Oceanic Health Call Centre staff are trained to be polite and courteous but should any agent, in your opinion fall below your expectation, you should formally forward a complaint to email@example.com
You will not be reimbursed for not attending the hospital. Oceanic Health pays the healthcare provider for out-patient services on a monthly basis whether or not you did not go to the hospital and therefore premium paid cannot be reimbursed.
Not all the providers are specialist care providers. An enrollee can be referred to a specialist care provider from his chosen hospital. A specialist care provider under the
Oceanic Health Insurance Scheme is a medical practitioner with Fellowship or Board registration as specialist in Orthopaedics, General Surgery, Internal Medicine, Obstetrics and Gynaecology, Physiotherapy, Ophthalmology, Optometry, Paediatrics, Dentistry and in other recognized medical specialties and who has satisfied the requirements of Oceanic Health Insurance Scheme as having the capacity to do so within expected quality assurance standards criteria prescribed by Oceanic Health, and as thus been accredited to provide the required specialist care.
You can go to any other Oceanic Health provider on our network close to that location and present our ID card, your eligibility will be confirmed, and you would be attended to. You can also call our telephone lines for assistance.
Safe and effective drugs approved by NAFDAC in addition to correct clinical examination, investigation, and diagnosis is what guarantees good outcomes and not branded drugs. Hospital may not be able to store branded drugs that every enrollee will prefer to use. Choice of drug should be left to the discretion of the doctor, although an enrollee has a right to refuse any drug given.
The HMO has an enrollee handbook that is given to every new enrollee and this contains all the information one needs to know but if an enrollee is not clear about some certain issues, calling our Call Centre lines would help to clarify the benefits for each plan.
Only extreme emergency cases attracts re-imbursement, for example, in a situation whereby someone suddenly stops breathing and is rushed to the hospital and oxygen is to be administered, the patient can pay the bills since it’s an emergency, then later on, the HMO would reimburse the patient. However reimbursement is only guaranteed where the enrollee had notified Oceanic Health not later than 48hrs after the incidence.
All claims for the current month are to be sent during the first week of the next month in order to ensure prompt processing of their claims. Also all claims should be prepared following all necessary guidelines.
The best way to get enough enrollees is by treating the currently enrolled very well and following laid down HMO guidelines .This will attract more enrollees by way of referral by your current enrollees
Capitation paid for all enrollees is meant for only treatment of minor ailments that require out-patient treatment .It is meant for all enrollees registered with a provider are supposed to be pooled to treat only those enrollees that will fall sick during the course of the month.
No provider should demand payment for covered services from any enrollee. Providers are to call the Oceanic Health Call Centre Lines to get authorization to treat. No enrollee of Oceanic should be denied medical treatment or asked to pay for covered services.
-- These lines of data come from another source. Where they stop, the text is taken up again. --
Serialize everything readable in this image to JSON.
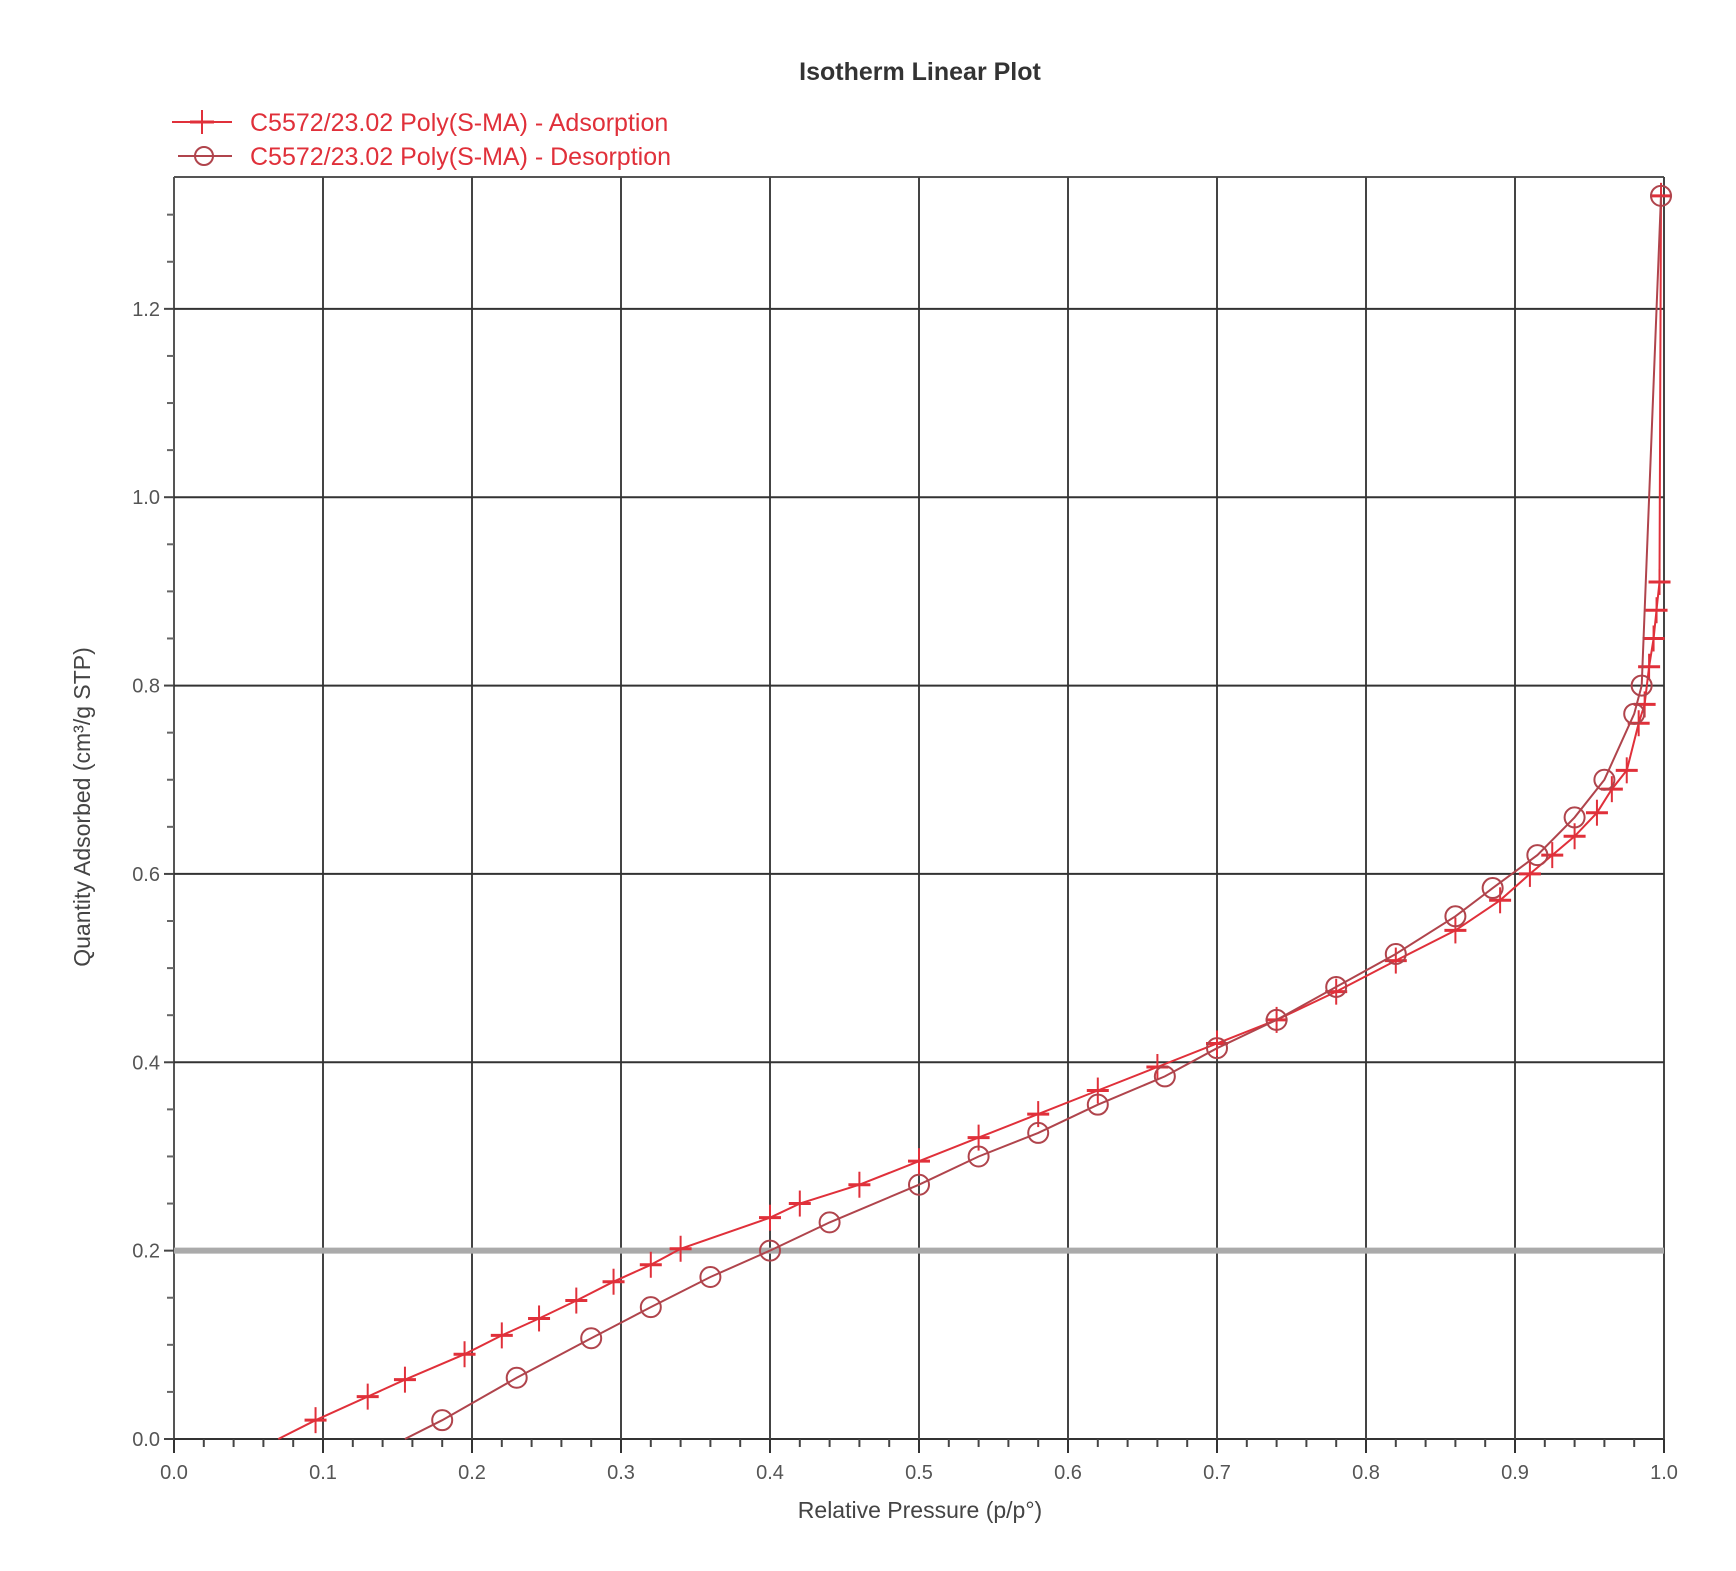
{
  "chart_data": {
    "type": "line",
    "title": "Isotherm Linear Plot",
    "xlabel": "Relative Pressure (p/p°)",
    "ylabel": "Quantity Adsorbed (cm³/g STP)",
    "xlim": [
      0,
      1.0
    ],
    "ylim": [
      0,
      1.34
    ],
    "xticks": [
      "0.0",
      "0.1",
      "0.2",
      "0.3",
      "0.4",
      "0.5",
      "0.6",
      "0.7",
      "0.8",
      "0.9",
      "1.0"
    ],
    "yticks": [
      "0.0",
      "0.2",
      "0.4",
      "0.6",
      "0.8",
      "1.0",
      "1.2"
    ],
    "grid": true,
    "legend_position": "top-left",
    "series": [
      {
        "name": "C5572/23.02 Poly(S-MA) - Adsorption",
        "marker": "plus",
        "color": "#e0303a",
        "x": [
          0.07,
          0.095,
          0.13,
          0.155,
          0.195,
          0.22,
          0.245,
          0.27,
          0.295,
          0.32,
          0.34,
          0.4,
          0.42,
          0.46,
          0.5,
          0.54,
          0.58,
          0.62,
          0.66,
          0.7,
          0.74,
          0.78,
          0.82,
          0.86,
          0.89,
          0.91,
          0.925,
          0.94,
          0.955,
          0.965,
          0.975,
          0.983,
          0.987,
          0.99,
          0.993,
          0.995,
          0.997,
          0.998
        ],
        "y": [
          0.0,
          0.02,
          0.045,
          0.063,
          0.09,
          0.11,
          0.128,
          0.147,
          0.167,
          0.185,
          0.202,
          0.235,
          0.25,
          0.27,
          0.295,
          0.32,
          0.345,
          0.37,
          0.395,
          0.42,
          0.445,
          0.475,
          0.508,
          0.54,
          0.572,
          0.6,
          0.62,
          0.64,
          0.665,
          0.69,
          0.71,
          0.76,
          0.78,
          0.82,
          0.85,
          0.88,
          0.91,
          1.32
        ]
      },
      {
        "name": "C5572/23.02 Poly(S-MA) - Desorption",
        "marker": "circle",
        "color": "#b0444c",
        "x": [
          0.998,
          0.985,
          0.98,
          0.96,
          0.94,
          0.915,
          0.885,
          0.86,
          0.82,
          0.78,
          0.74,
          0.7,
          0.665,
          0.62,
          0.58,
          0.54,
          0.5,
          0.44,
          0.4,
          0.36,
          0.32,
          0.28,
          0.23,
          0.18,
          0.155
        ],
        "y": [
          1.32,
          0.8,
          0.77,
          0.7,
          0.66,
          0.62,
          0.585,
          0.555,
          0.515,
          0.48,
          0.445,
          0.415,
          0.385,
          0.355,
          0.325,
          0.3,
          0.27,
          0.23,
          0.2,
          0.172,
          0.14,
          0.107,
          0.065,
          0.02,
          0.0
        ]
      }
    ]
  }
}
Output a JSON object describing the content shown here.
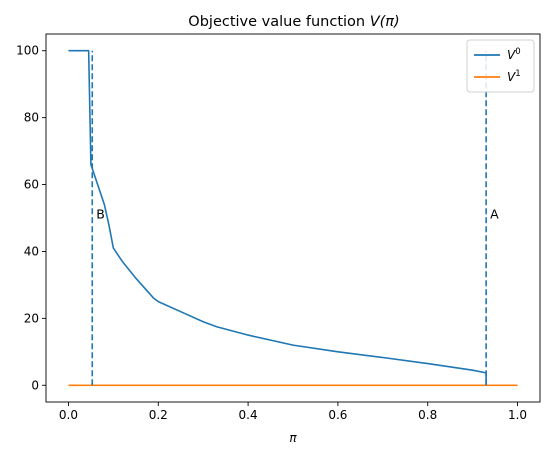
{
  "chart_data": {
    "type": "line",
    "title": "Objective value function V(π)",
    "xlabel": "π",
    "ylabel": "",
    "xlim": [
      -0.05,
      1.05
    ],
    "ylim": [
      -5,
      105
    ],
    "xticks": [
      0.0,
      0.2,
      0.4,
      0.6,
      0.8,
      1.0
    ],
    "xtick_labels": [
      "0.0",
      "0.2",
      "0.4",
      "0.6",
      "0.8",
      "1.0"
    ],
    "yticks": [
      0,
      20,
      40,
      60,
      80,
      100
    ],
    "ytick_labels": [
      "0",
      "20",
      "40",
      "60",
      "80",
      "100"
    ],
    "grid": false,
    "legend_position": "top-right",
    "series": [
      {
        "name": "V⁰",
        "label_base": "V",
        "label_sup": "0",
        "color": "#1f77b4",
        "x": [
          0.0,
          0.045,
          0.05,
          0.055,
          0.06,
          0.07,
          0.08,
          0.09,
          0.1,
          0.12,
          0.15,
          0.19,
          0.2,
          0.25,
          0.3,
          0.33,
          0.4,
          0.5,
          0.6,
          0.7,
          0.8,
          0.9,
          0.93,
          0.93
        ],
        "y": [
          100,
          100,
          66,
          64,
          62,
          58,
          54,
          48,
          41,
          37,
          32,
          26,
          25,
          22,
          19,
          17.5,
          15,
          12,
          10,
          8.3,
          6.5,
          4.5,
          3.7,
          0
        ]
      },
      {
        "name": "V¹",
        "label_base": "V",
        "label_sup": "1",
        "color": "#ff7f0e",
        "x": [
          0.0,
          1.0
        ],
        "y": [
          0,
          0
        ]
      }
    ],
    "vlines": [
      {
        "x": 0.053,
        "ymin": 0,
        "ymax": 100,
        "label": "B",
        "label_y": 51,
        "color": "#1f77b4"
      },
      {
        "x": 0.93,
        "ymin": 0,
        "ymax": 100,
        "label": "A",
        "label_y": 51,
        "color": "#1f77b4"
      }
    ]
  }
}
Enrollees who are visiting from other towns are entitled to treatment on out-of-station basis following confirmation of eligibility via our Call Centre. Where not clear all providers should seek clarification on what services are covered under enrollee’s plan and if so indicated obtain appropriate preauthorization.
Hospitals are supposed to request for approval in form of a pre-authorization from the HMO in order for the HMO to monitor the quality and medical necessity of treatment and also assure the hospital of their payment.
Write to the Health Plan Manager stating the circumstances surrounding the payment made out-of-pocket and notification to Oceanic Health within 48hrs of the incidence. Attach all original copies of receipts for payments and your request will be considered based on its merit.
Pre-authorizations are approvals given to healthcare providers for services other than capitation-covered services upon request by the provider. It is the responsibility of the provider to request for pre-authorization and not the enrollee. Pre-authorization helps the HMO to monitor the quality of care and ensure medical necessity of treatment about to be given to enrollee.
Issuance Medical sick leave is subject to the discretion of the attending doctor after assessment of your clinical condition. Issuance of sick leave must be in line with the principle of evidence based medicine and medical necessity.